Investing.com -- Tesla Chief Executive Elon Musk ordered Nvidia (NASDAQ:NVDA) to redirect chips intended for the electric vehicle giant to his social media company X and his artificial intelligence start-up xAI, according to CNBC.
The chips were slated to help Tesla (NASDAQ:TSLA) evolve into a stronger player in AI and robotics. However, the diversion could potentially delay Tesla's acquisition of processors worth $500 million by months, CNBC said.
Citing internal emails circulated among Nvidia's senior staff, the business news channel also said Musk's prediction earlier this year that Tesla will expand its procurement of Nvidia's active H100s to 85,000 from 35,000 "conflicts with bookings" data. H100s are the flagship AI-optimized chip made by Nvidia, the California-based group that has become a focal point of a boom in enthusiasm over the nascent technology.
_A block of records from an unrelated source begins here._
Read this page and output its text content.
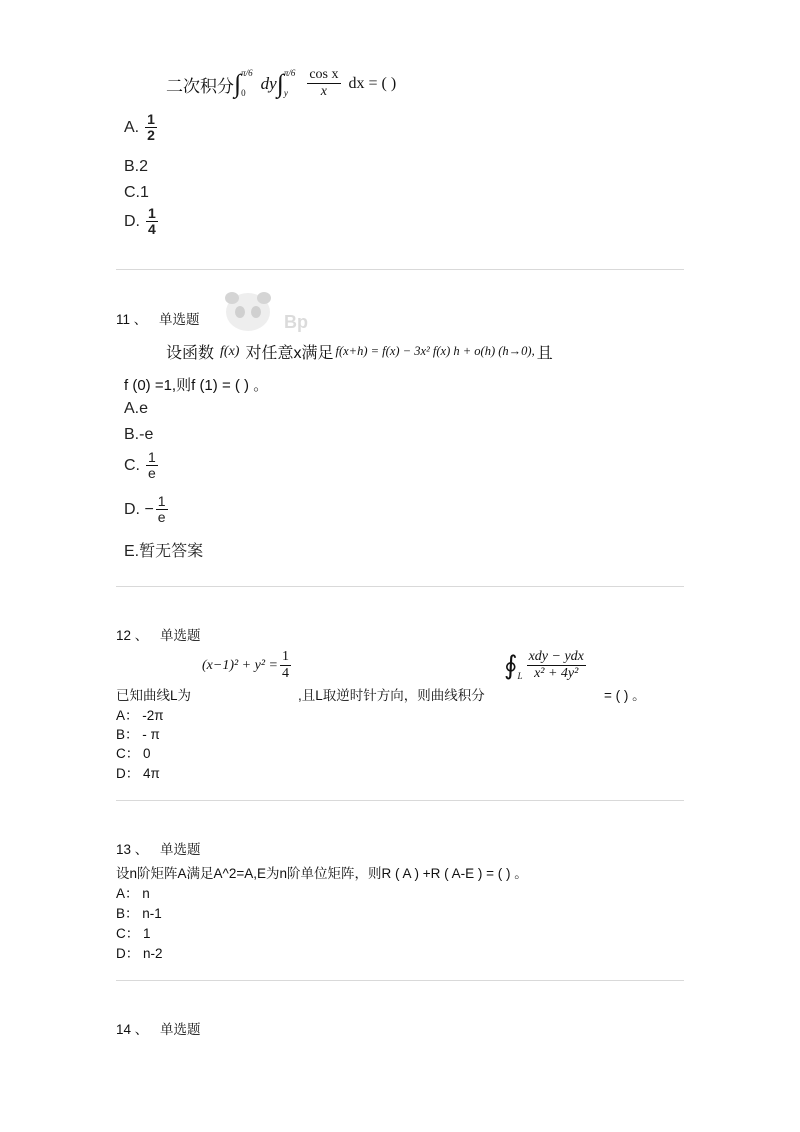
二次积分 ∫ π/6
0 dy ∫ π/6
y	$\frac{\text{cos x}}{x}$ dx = ( )
A. $\frac{1}{2}$
B.2
C.1
D. $\frac{1}{4}$
11 、 单选题	Bp
设函数 f(x) 对任意x满足 f(x+h) = f(x) − 3x² f(x) h + o(h) (h→0), 且
f (0) =1,则f (1) = ( ) 。
A.e
B.-e
C. $\frac{1}{e}$
D. − $\frac{1}{e}$
E.暂无答案
12 、 单选题
$(x-1)^2 + y^2 = \frac{1}{4}$
已知曲线L为	,且L取逆时针方向，则曲线积分
∮ L $\frac{\text{xdy − ydx}}{\text{x² + 4y²}}$
= ( ) 。
A： -2π
B： - π
C： 0
D： 4π
13 、 单选题
设n阶矩阵A满足A^2=A,E为n阶单位矩阵，则R ( A ) +R ( A-E ) = ( ) 。
A： n
B： n-1
C： 1
D： n-2
14 、 单选题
A separate statement from Musk that Tesla would spend $10 billion in 2024 on "training and inference AI" was also reportedly rebuffed by Nvidia staff. They said the estimate "conflicts" with both bookings and fiscal year 2025 financial forecasts, CNBC reported.
Musk appeared to confirm CNBC's report on Tuesday, saying on X that "Tesla had no place to send the Nvidia chips to turn them on, so they would have just sat in a warehouse."
He added that "[t]he south extension" of its gigafactory in Texas is "almost complete," noting that this facility will house 50,000 H100s for the training of Tesla's full self-driving technology.
Musk has previously said that he would feel uncomfortable expanding Tesla's presence in AI without having at least 25% voting control of the firm. He currently owns roughly 13% of Tesla's shares.
Analysts at Morgan Stanley said shareholders "should be prepared" for Tesla to "significantly" slow down or curtail its direct investment in advanced AI efforts if Musk does not achieve his 25% voting stake.
Oliver Gray contributed to this report.